Figure 1.
Selection history of the experimental populations.
The Grand Ancestor population (GA) was maintained in benign laboratory conditions, and was used to initiate populations maintained on salt-enriched media (AS) or cadmium-enriched media (AC). The treatment populations were produced by crossing two ancestral population AS and AC. There are 5 replicate populations of each of the four treatments (not illustrated).
Figure 2.
Mean survival in cadmium (A) or salt (B) environment.
Each point represents the mean survival of ∼140 full-sib families for each population. Each bar represents the mean across five replicate populations for each treatment.
Figure 3.
Differentiation between salt and cadmium populations.

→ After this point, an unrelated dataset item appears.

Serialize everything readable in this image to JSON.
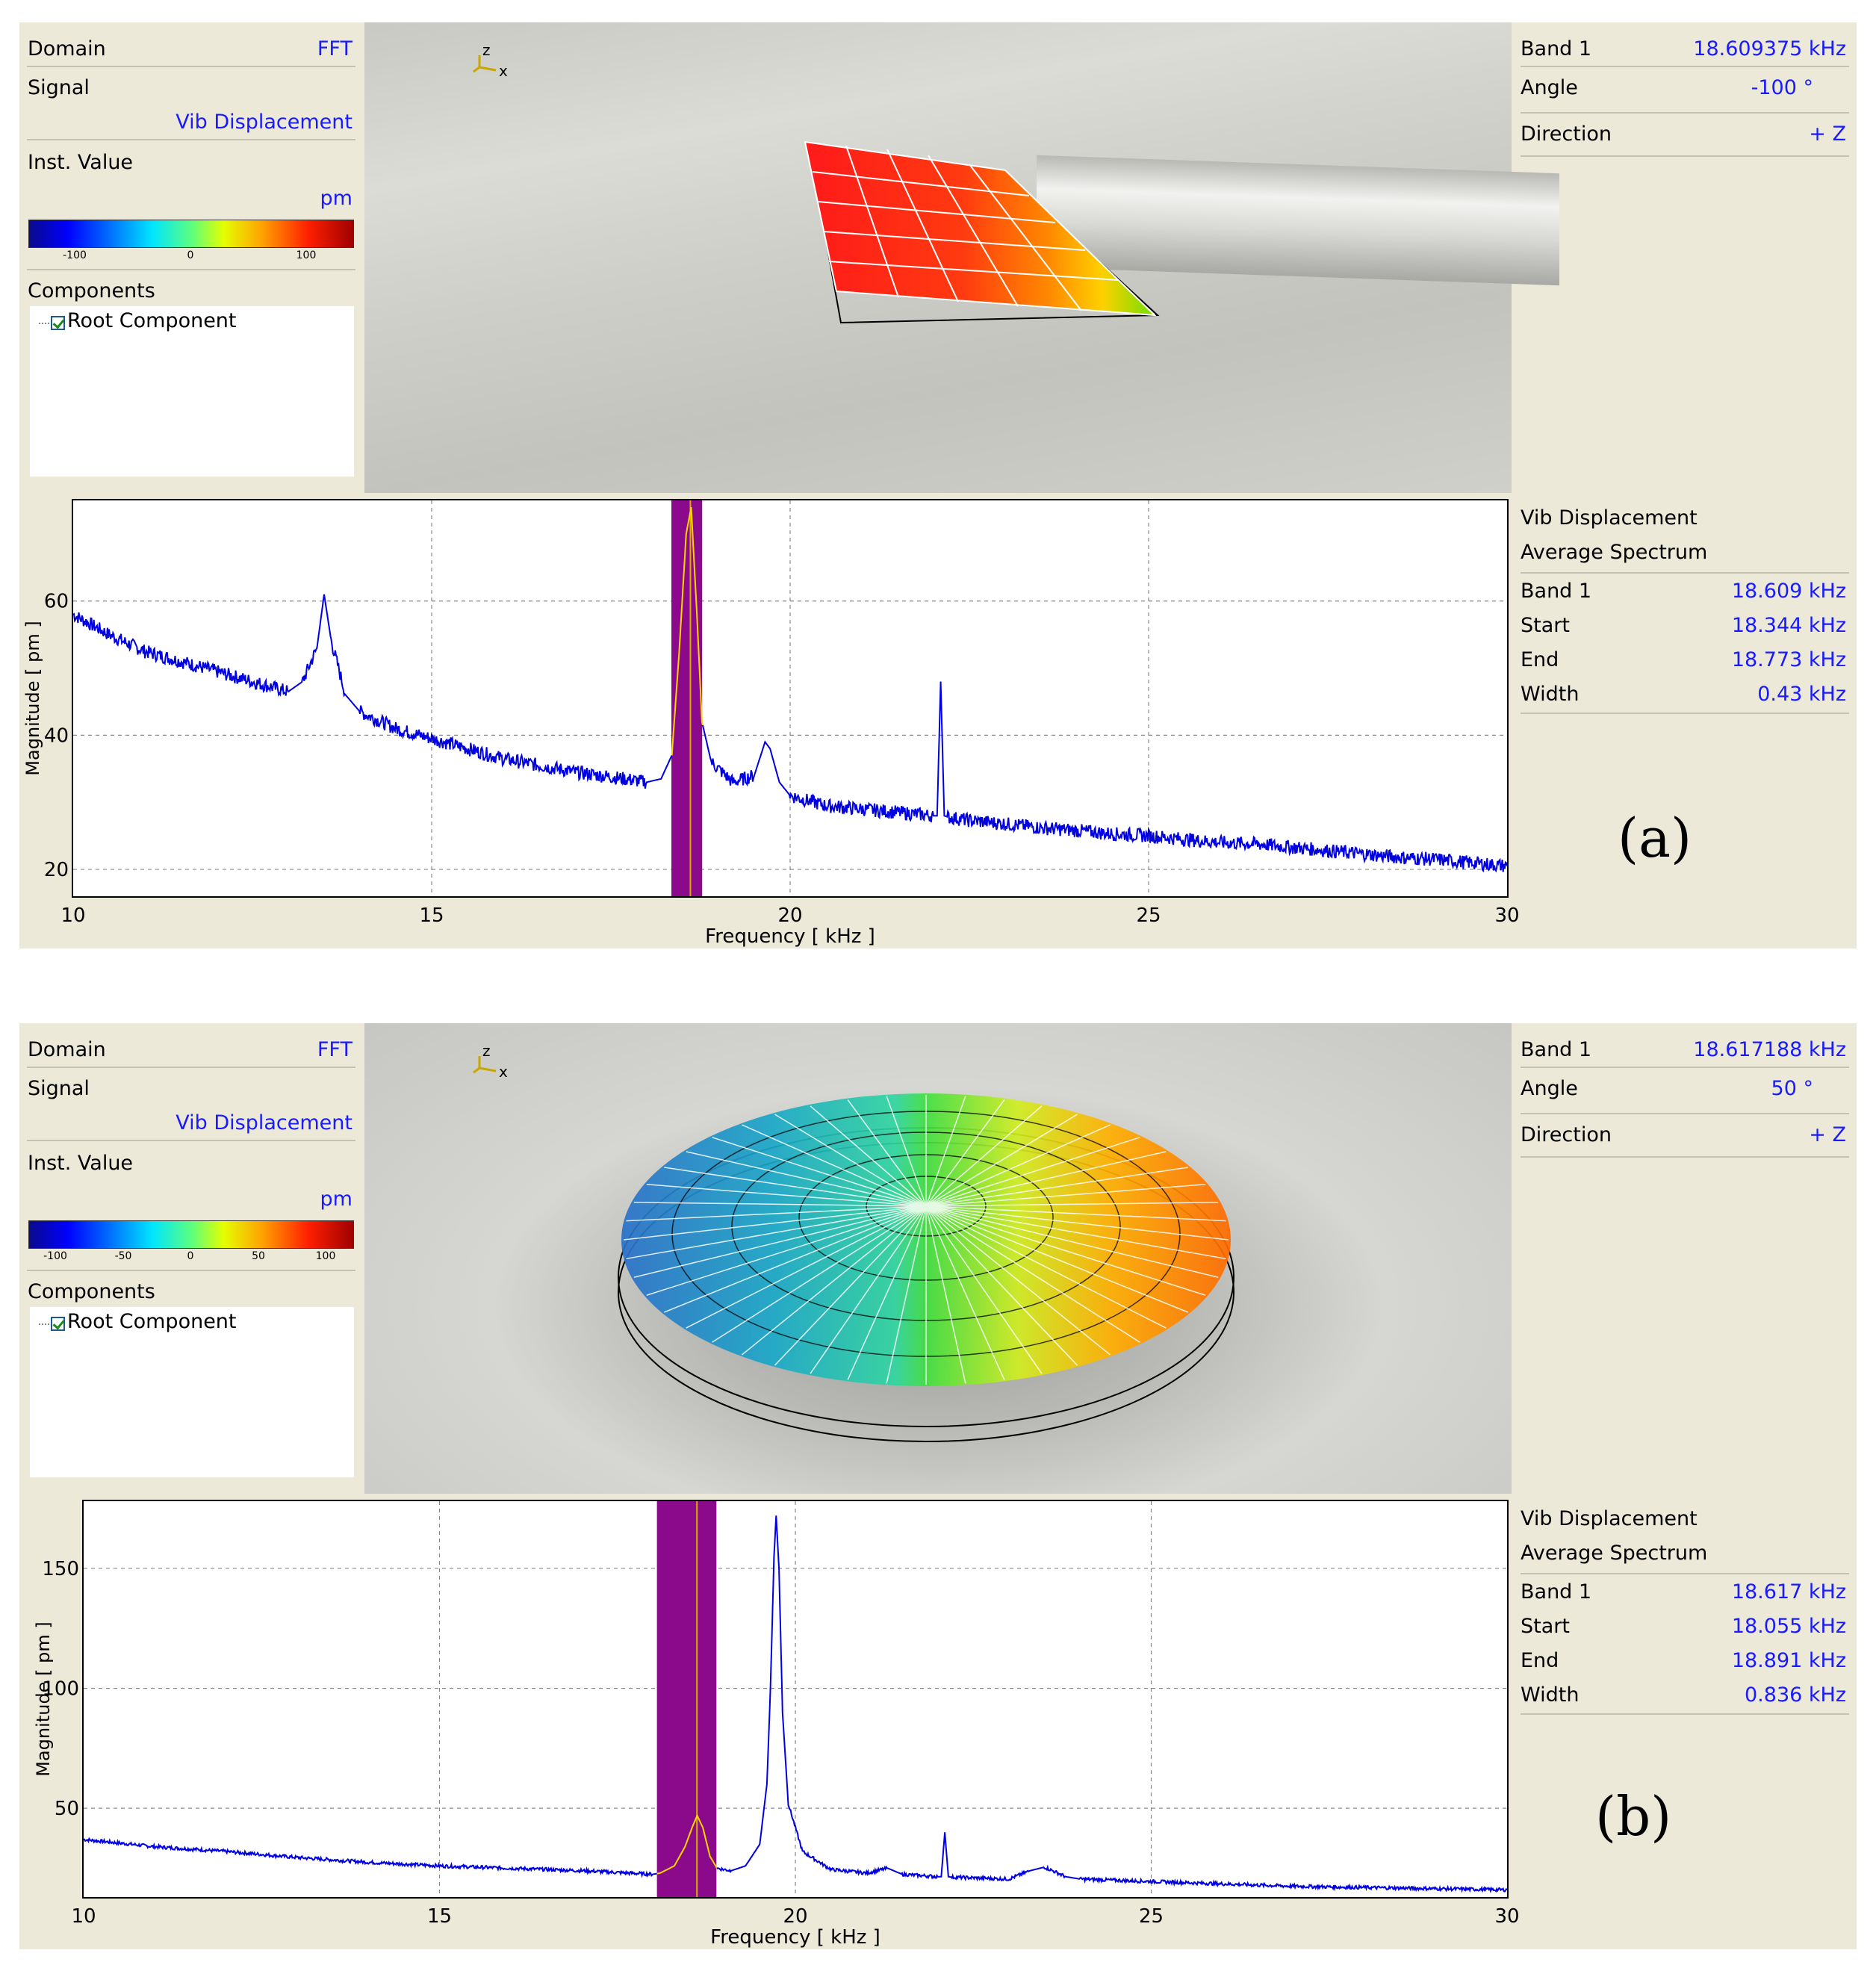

Sliding-window (5 kb non-overlapping) plots of differentiation along chromosome 3R: the average -log(q-value) from the CMH test (A) and the average difference in mean allele frequency (B) between the salt and cadmium populations. For each environment, the data are calculated based on the environment-specific ancestor and the five replicate populations. The ratio of the number of genic to intergenic sites (C) and the ratio of the number of coding sites to intronic sites (D) in different -log(q-value) bins using data from the whole genome. To compare the magnitude of the ratios for different functional catergories, the ratios are standardized around 1 by dividing the mean ratio among the 11 bins. Strong significance corresponds to larger values of -log(q-value).
Table 1.
The number of highly differentiated sites between each pair of treatments.
Figure 4.
Average diversity (π) within experimental populations across the genome.
Each point represents the mean π across the common sliding windows (including non-variable sites) for each population. Though ancestral populations are shown for reference, we are primarily interested in the mean diversity (π) among the four treatments that were created by crossing AC and AS. There is significant variation among the four treatments (F3,16 = 9.68, P = 0.0007). The “b” group is significantly higher than the “a” group based on ANOVA Tukey HSD test. Spatial has significantly higher diversity than the Temp (Padj = 0.0006, Tukey HSD), the Salt (Padj = 0.026) and the Cad (Padj = 0.0036).
Figure 5.
Mean π within treatments as function of differentiation (d) between the ancestral source populations (AC and AS).
(A) and (B) The average π across different levels of ancestral differentiation for (A) all χ-site SNPs or (B) only those χ-site SNPs that have high initial diversity (πini>0.4). The x-axis is the allele frequency difference between ancestral populations, d = |pAC−pAS|. Error bars represent the standard error among the five replicates for each treatment. (C) and (D) Comparison among treatments in average π for sites that have high initial diversity (πini>0.4) using sites with (C) weak ancestral differentiation (d<0.3) or (D) strong ancestral differentiation (d>0.7). For the weakly differentiated sites (C), Spatial has significantly higher diversity than the Temp (Padj = 0.006, Tukey HSD) and the Salt (Padj = 0.028). For the highly differentiated sites (D), both Spatial and Temp treatments have significantly higher diversity than the two constant treatments (Padj<0.03 between any a & b pairs).
Figure 6.
FST values for each treatment in different regions.
We screened for the χ-sites above with πini>0.4 and divided them into five recombinationally independent regions of the genome. For weakly differentiated sites (d<0.3, Figure 6A), There is significant variation among treatments in FST values with Temp being highest among them (F3,16 = 6.72, P = 0.0038). The Temp has significantly higher FST than Spatial (Padj = 0.002). The difference between Temp and the two constant treatments are marginally non-significant (Temp vs. Salt: Padj = 0.084; Temp vs. Cad: Padj = 0.087). For highly differentiated sites (d>0.7, Figure 6B), the FST values do not significantly differ among treatments (F3,16 = 1.16, P = 0.35). For both weakly and highly differentiated sites, the treatments do not differ in expected total heterozygosity (HT) (F3,16 = 1.02, P = 0.41, Figure 6C; F3,16 = 1.59, P = 0.23, Figure 6D).